Bentuk peraga wayang mengujudkan keaslian wayang Indonesia, sebab bentuk stilasi peraga wayang yang imajinatif serta indah itu adalah proses panjang seni kriya wayang yang dilaksanakan oleh beberapa pujangga serta seniman perajin Indonesia semenjak dulu. Demikian majunya serta seni rupa, wayang telah capai tingkat ‘sempurna'. Penilaian ini objektif, tidak terlalu berlebih, jika dibanding dengan bentuk-bentuk peraga wayang atau seni boneka dari luar negeri.

Penuh dengan Falsafah

Kemampuan penting budaya wayang, yang adalah jati dianya, ialah muatan nilai falsafahnya. Wayang yang berkembang dan tumbuh lama itu rupanya sukses menghisap beberapa nilai-nilai keutamaan hidup serta terus bisa dilestarikan dalam beberapa atraksi wayang.

Berangkat dari pemujaan nenek moyang, wayang yang sangat religius, mendapatkan input agama Hindu, hingga wayang makin kuat untuk media ritual serta pembawa pesan norma. Masuk impak agama Islam, kuat telah dasar wayang untuk tontonan yang memiliki kandungan tuntutan yakni referensi kepribadian budi mulia ke arah terwujudnya ‘akhlaqulkarimah'.

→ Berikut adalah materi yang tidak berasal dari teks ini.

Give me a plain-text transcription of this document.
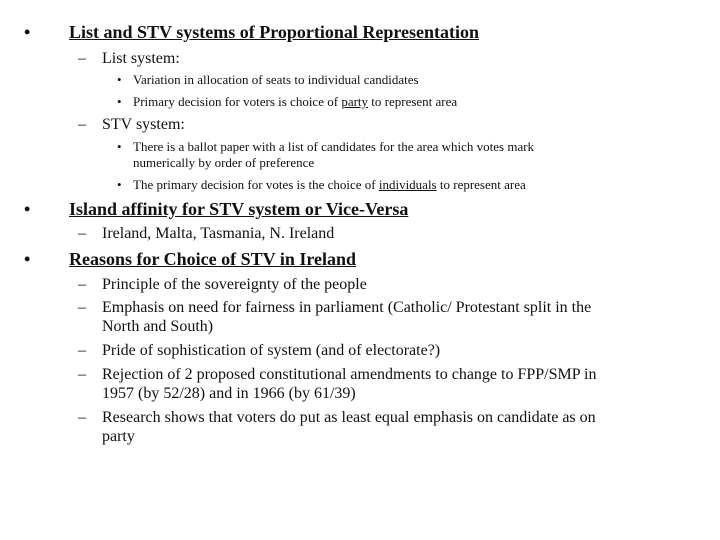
• List and STV systems of Proportional Representation
– List system:
• Variation in allocation of seats to individual candidates
• Primary decision for voters is choice of party to represent area
– STV system:
• There is a ballot paper with a list of candidates for the area which votes mark
numerically by order of preference
• The primary decision for votes is the choice of individuals to represent area
• Island affinity for STV system or Vice-Versa
– Ireland, Malta, Tasmania, N. Ireland
• Reasons for Choice of STV in Ireland
– Principle of the sovereignty of the people
– Emphasis on need for fairness in parliament (Catholic/ Protestant split in the
North and South)
– Pride of sophistication of system (and of electorate?)
– Rejection of 2 proposed constitutional amendments to change to FPP/SMP in
1957 (by 52/28) and in 1966 (by 61/39)
– Research shows that voters do put as least equal emphasis on candidate as on
party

Proses akulturasi muatan isi wayang itu meneguhkan tempat wayang untuk salah satunya sumber norma serta falsafah yang dengan cara telaten serta bersambung dikatakan pada warga. Oleh karenanya ada opini, wayang itu tidak ubahnya untuk buku falsafah, yakni falsafah Nusantara yang dapat digunakan sumber norma dalam kehidupan pribadi serta bermasyarakat.

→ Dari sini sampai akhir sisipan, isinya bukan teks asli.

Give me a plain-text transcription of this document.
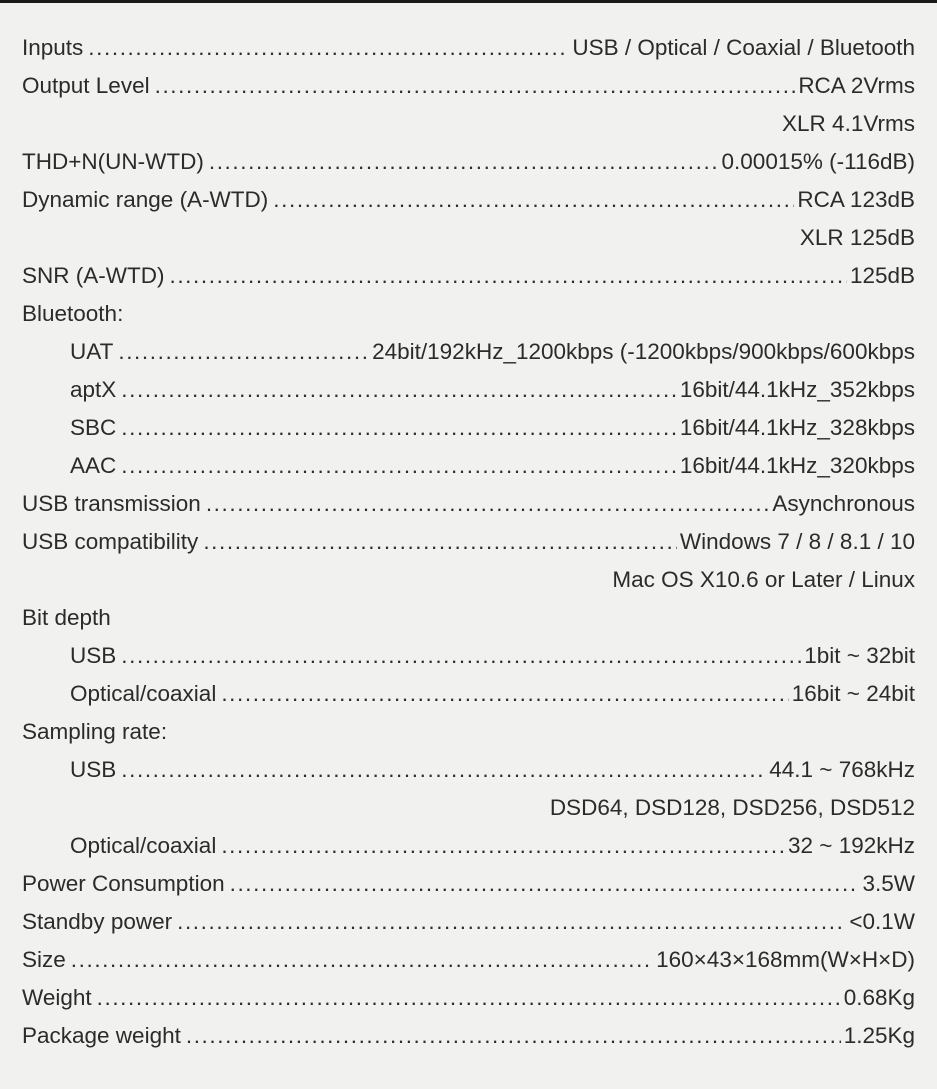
Inputs .....	USB / Optical / Coaxial / Bluetooth
Output Level .....	RCA 2Vrms
XLR 4.1Vrms
THD+N(UN-WTD) .....	0.00015% (-116dB)
Dynamic range (A-WTD) .....	RCA 123dB
XLR 125dB
SNR (A-WTD) .....	125dB
Bluetooth:
UAT .....	24bit/192kHz_1200kbps (-1200kbps/900kbps/600kbps
aptX .....	16bit/44.1kHz_352kbps
SBC .....	16bit/44.1kHz_328kbps
AAC .....	16bit/44.1kHz_320kbps
USB transmission .....	Asynchronous
USB compatibility .....	Windows 7 / 8 / 8.1 / 10
Mac OS X10.6 or Later / Linux
Bit depth
USB .....	1bit ~ 32bit
Optical/coaxial .....	16bit ~ 24bit
Sampling rate:
USB .....	44.1 ~ 768kHz
DSD64, DSD128, DSD256, DSD512
Optical/coaxial .....	32 ~ 192kHz
Power Consumption .....	3.5W
Standby power .....	<0.1W
Size .....	160×43×168mm(W×H×D)
Weight .....	0.68Kg
Package weight .....	1.25Kg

Wayang bukan lagi sebatas tontonan bayang-bayang atau ‘shadow play, tetapi untuk ‘wewayangane ngaurip' yakni bayangan hidup manusia. Pada suatu atraksi wayang, bisa dinalar serta dirasa bagaimana kehidupan manusia itu dari lahir sampai mati. Perjalanan hidup manusia untuk berusaha menegakkan yang betul dengan menaklukkan yang keliru. Dari atraksi wayang bisa didapat pesan untuk hidup penuh amal saleh buat memperoleh keridloan Illahi.

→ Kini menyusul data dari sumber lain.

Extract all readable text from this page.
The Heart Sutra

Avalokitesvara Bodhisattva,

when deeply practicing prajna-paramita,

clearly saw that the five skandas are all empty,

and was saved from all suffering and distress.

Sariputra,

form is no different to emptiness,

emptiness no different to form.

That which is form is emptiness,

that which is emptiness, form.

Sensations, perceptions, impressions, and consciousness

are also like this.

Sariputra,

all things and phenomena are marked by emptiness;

Wayang dapat dengan cara riil memvisualisasikan konsepsi hidup ‘sangkan paraning dumadi', manusia datang dari Tuhan serta akan kembali lagi keharibaan-Nya. Banyak didapati seni budaya seperti wayang yang diketahui dengan ‘puppet show', tetapi yang seindah serta sedalam maknanya susah menyaingi Wayang Kulit Purwa.

Itu asal mula wayang Indonesia, asli Indonesia yang selalu berubah dari sekian waktu. Dengan cara dinamis memperhitungkan perubahan serta perkembangan jaman.

Organisasi Pewayangan

Perubahan wayang dari sekian waktu kecuali dibantu oleh warga, dilakukan oleh lembaga-lembaga swadaya warga, bukan oleh pemerintah. Dulu keraton jadi pusat serta referensi peningkatan wayang serta seni pedalangan. Fungsi keraton berubah pada lembaga-lembaga warga diantaranya berbentuk sanggar-sanggar, instansi pendidikan, paguyuban-paguyuban budaya, kesenian serta dalam zaman kekinian saat ini sudah tampil juga organisasi-organisasi pewayangan. 

Organisasi pewayangan berbentuk lokal ada juga yang berbentuk nasional. Organisasi pewayangan serta pedalangan yang berbentuk nasional ialah Persatuan Pedalangan Indonesia atau PEPADI serta SENAWANGI atau Sekretariat Nasional Pewayangan Indonesia. Dua organisasi pewayangan yang saat ini beraksi dalam usaha melestarikan serta meningkatkan wayang.

SENAWANGI atau adalah organisasi pewayangan terpenting serta terkonsolidasikan secara baik. Dibangun di tahun 1975, di Jakarta. Tiap 5 tahun sekali, mengadakan Minggu Wayang Indonesia, yang disebut pucuk pekerjaan pewayangan. Bertepatan dengan Minggu Wayang, dikerjakan juga Kongres SENA WANGI. Di bulan Agustus 1999, diadakan Minggu Wayang Indonesia VII serta Kongres SENA WANGI yang ke enam. SENAWANGI mengurus Gedung Pewayangan Kautaman yang terdapat di kompleks TMII Jakarta Timur. Diusahakan gedung ini dapat jadi Pusat Pewayangan Indonesia serta dunia.